Here's how to actually tokenize text using the tiktoken library (OpenAI's tokenizer):
# script_id: day_003_tokenization/basic_tokenization
# Install: pip install tiktoken
import tiktoken
# Get the tokenizer for GPT-4o
encoder = tiktoken.encoding_for_model("gpt-4o")
# Let's tokenize some text!
text = "Hello, how are you doing today?"
# Encode text to tokens
tokens = encoder.encode(text)
print(f"Text: {text}")
print(f"Tokens: {tokens}")
print(f"Number of tokens: {len(tokens)}")
# Output:
# Text: Hello, how are you doing today?
# Tokens: [9906, 11, 1268, 527, 499, 3815, 3432, 30]
# Number of tokens: 8
Decoding Tokens Back to Text
# script_id: day_003_tokenization/decode_tokens
import tiktoken
encoder = tiktoken.encoding_for_model("gpt-4o")
text = "Hello, how are you doing today?"
tokens = encoder.encode(text)
# Decode each token individually to see what it represents
for token in tokens:
decoded = encoder.decode([token])
print(f"Token {token} = '{decoded}'")
# Output:
# Token 9906 = 'Hello'
# Token 11 = ','
# Token 1268 = ' how'
# Token 527 = ' are'
# Token 499 = ' you'
# Token 3815 = ' doing'
# Token 3432 = ' today'
# Token 30 = '?'
Notice how most tokens include the leading space?

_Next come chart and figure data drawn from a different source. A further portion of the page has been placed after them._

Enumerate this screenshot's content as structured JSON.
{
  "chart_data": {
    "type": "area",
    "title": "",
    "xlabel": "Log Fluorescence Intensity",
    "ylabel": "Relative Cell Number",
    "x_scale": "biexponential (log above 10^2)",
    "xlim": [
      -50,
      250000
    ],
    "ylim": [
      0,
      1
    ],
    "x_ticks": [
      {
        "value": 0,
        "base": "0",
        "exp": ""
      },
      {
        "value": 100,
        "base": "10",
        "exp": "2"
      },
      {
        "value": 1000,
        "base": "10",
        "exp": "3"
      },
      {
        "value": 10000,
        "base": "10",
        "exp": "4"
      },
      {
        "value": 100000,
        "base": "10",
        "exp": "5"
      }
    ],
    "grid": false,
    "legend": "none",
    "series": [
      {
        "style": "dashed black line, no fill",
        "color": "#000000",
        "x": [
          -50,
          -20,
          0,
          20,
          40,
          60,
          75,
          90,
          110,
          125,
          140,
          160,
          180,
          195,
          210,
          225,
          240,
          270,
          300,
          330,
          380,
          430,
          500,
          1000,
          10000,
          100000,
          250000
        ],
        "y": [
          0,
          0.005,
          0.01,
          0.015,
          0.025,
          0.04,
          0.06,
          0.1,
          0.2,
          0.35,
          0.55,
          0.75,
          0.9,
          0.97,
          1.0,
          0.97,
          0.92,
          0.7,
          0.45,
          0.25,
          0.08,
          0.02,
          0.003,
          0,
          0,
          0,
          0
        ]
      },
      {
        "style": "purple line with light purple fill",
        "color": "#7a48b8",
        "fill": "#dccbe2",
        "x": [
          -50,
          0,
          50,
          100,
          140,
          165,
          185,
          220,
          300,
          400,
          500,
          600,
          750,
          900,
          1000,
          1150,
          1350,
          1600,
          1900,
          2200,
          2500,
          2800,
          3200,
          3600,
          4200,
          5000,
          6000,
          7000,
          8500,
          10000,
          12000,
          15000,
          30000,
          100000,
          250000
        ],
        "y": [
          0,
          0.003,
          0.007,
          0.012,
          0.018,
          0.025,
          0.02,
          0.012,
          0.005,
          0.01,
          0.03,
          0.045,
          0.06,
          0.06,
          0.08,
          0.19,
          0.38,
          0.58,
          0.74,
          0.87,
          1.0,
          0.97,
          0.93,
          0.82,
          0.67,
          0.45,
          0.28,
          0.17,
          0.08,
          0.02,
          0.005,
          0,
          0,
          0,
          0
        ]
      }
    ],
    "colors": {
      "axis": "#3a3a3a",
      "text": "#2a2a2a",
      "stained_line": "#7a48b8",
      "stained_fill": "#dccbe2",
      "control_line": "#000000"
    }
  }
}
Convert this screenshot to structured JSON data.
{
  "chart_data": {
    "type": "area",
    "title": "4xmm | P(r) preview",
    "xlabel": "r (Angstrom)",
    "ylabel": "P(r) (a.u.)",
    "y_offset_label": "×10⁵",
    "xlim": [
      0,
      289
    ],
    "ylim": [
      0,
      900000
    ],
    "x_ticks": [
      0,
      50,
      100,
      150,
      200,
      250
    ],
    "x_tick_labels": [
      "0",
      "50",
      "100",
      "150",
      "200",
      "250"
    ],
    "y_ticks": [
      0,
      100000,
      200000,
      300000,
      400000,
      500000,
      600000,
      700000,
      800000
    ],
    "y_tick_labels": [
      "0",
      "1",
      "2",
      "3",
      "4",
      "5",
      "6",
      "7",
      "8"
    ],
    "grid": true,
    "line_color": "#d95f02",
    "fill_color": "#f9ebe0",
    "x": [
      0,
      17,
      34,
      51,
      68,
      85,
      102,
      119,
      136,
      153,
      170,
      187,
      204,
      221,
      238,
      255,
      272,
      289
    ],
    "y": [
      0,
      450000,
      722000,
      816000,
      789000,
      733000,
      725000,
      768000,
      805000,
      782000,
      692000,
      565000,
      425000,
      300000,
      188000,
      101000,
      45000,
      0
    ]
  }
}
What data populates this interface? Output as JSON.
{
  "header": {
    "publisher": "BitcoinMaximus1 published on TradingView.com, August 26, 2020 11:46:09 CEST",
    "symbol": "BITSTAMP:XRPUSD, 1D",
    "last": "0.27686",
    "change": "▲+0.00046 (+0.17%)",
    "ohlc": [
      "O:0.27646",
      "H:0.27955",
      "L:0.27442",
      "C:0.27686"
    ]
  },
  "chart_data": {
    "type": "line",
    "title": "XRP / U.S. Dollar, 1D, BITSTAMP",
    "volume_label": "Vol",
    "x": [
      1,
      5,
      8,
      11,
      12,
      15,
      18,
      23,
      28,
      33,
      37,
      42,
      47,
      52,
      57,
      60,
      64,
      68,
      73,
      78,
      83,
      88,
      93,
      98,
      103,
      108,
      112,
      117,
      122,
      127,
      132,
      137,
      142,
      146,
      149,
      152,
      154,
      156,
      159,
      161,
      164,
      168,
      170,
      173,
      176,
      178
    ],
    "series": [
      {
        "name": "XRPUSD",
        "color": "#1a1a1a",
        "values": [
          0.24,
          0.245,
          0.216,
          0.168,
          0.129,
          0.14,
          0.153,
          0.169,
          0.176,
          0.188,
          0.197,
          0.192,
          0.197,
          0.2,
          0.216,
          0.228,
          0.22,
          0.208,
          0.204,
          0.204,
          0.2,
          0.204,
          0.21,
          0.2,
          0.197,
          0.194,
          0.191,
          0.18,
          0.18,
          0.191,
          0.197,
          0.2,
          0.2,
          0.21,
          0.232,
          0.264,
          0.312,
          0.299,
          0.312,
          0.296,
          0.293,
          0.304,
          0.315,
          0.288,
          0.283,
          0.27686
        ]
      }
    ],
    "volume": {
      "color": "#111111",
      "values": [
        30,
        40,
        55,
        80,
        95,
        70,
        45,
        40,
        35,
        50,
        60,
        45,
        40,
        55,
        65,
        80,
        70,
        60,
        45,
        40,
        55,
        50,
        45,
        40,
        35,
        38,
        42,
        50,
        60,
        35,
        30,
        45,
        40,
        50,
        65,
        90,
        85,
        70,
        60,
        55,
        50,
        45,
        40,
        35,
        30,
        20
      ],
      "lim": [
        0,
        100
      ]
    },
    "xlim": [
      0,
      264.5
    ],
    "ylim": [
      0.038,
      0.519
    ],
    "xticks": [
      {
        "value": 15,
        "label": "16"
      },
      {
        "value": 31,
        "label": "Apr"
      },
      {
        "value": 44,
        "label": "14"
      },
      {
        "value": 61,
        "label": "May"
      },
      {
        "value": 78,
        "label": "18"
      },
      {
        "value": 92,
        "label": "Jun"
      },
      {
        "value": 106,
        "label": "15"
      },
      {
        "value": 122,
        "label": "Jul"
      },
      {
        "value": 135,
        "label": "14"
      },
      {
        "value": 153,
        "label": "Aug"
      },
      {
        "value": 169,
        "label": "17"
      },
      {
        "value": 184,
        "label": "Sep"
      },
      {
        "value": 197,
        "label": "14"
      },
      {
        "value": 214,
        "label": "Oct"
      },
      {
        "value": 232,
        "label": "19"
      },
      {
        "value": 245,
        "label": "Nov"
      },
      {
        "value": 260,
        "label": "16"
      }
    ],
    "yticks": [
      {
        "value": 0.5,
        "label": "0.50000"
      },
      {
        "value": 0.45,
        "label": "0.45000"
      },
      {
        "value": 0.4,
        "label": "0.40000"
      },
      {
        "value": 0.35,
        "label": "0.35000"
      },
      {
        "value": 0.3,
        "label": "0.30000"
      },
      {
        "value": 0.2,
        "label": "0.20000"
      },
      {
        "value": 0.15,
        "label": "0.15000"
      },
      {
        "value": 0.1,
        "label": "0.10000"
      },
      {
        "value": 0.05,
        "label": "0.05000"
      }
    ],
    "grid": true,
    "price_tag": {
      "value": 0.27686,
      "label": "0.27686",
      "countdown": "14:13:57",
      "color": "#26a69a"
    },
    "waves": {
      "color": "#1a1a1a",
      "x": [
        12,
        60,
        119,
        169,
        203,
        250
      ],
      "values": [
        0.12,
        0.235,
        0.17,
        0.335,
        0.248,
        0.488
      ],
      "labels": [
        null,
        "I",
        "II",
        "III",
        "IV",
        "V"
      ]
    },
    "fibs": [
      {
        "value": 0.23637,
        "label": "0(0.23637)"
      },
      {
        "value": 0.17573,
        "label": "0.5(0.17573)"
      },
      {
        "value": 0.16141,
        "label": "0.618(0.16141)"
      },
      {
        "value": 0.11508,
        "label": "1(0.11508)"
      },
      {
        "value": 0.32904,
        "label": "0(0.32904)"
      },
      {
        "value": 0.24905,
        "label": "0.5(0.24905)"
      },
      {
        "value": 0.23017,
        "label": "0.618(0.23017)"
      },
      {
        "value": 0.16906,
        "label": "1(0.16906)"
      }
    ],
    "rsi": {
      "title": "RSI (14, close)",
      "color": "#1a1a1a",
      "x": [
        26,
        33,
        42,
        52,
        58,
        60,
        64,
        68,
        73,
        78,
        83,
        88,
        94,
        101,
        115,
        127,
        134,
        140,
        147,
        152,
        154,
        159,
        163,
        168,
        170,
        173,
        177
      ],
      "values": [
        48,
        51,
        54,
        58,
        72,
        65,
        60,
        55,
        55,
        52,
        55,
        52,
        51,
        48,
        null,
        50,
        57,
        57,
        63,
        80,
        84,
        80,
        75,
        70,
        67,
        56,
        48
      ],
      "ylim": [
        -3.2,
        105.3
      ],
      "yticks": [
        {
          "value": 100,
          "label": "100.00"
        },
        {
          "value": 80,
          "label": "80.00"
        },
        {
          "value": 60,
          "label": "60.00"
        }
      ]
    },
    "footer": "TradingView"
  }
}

That's a design choice in GPT tokenizers!
Tokenization Surprises
Let's explore some interesting tokenization behaviors:
Example 1: Numbers
# script_id: day_003_tokenization/tokenize_numbers
import tiktoken
encoder = tiktoken.encoding_for_model("gpt-4o")
# Numbers can be tricky!
numbers = ["42", "1000", "123456789"]
for num in numbers:
tokens = encoder.encode(num)
print(f"'{num}' = {len(tokens)} tokens: {tokens}")
# Output:
# '42' = 1 tokens: [2983]
# '1000' = 1 tokens: [1041]
# '123456789' = 3 tokens: [4513, 10961, 19608]
Large numbers get split into multiple tokens!
Example 2: Different Languages
# script_id: day_003_tokenization/tokenize_languages
import tiktoken
encoder = tiktoken.encoding_for_model("gpt-4o")
texts = [
"Hello world", # English
"Bonjour monde", # French
"こんにちは世界", # Japanese
"مرحبا بالعالم", # Arabic
]
for text in texts:
tokens = encoder.encode(text)
print(f"'{text}' = {len(tokens)} tokens")
# Output:
# 'Hello world' = 2 tokens
# 'Bonjour monde' = 3 tokens
# 'こんにちは世界' = 5 tokens
# 'مرحبا بالعالم' = 8 tokens
Non-English text often uses more tokens because the tokenizer was trained primarily on English!
Example 3: Code vs Text
# script_id: day_003_tokenization/tokenize_code_vs_text
import tiktoken
encoder = tiktoken.encoding_for_model("gpt-4o")
# Prose
prose = "The function calculates the sum of two numbers."
prose_tokens = encoder.encode(prose)
# Code
code = "def calculate_sum(a, b): return a + b"
code_tokens = encoder.encode(code)
print(f"Prose ({len(prose)} chars): {len(prose_tokens)} tokens")
print(f"Code ({len(code)} chars): {len(code_tokens)} tokens")
# Prose (47 chars): 9 tokens
# Code (38 chars): 14 tokens
Code often requires more tokens than natural language!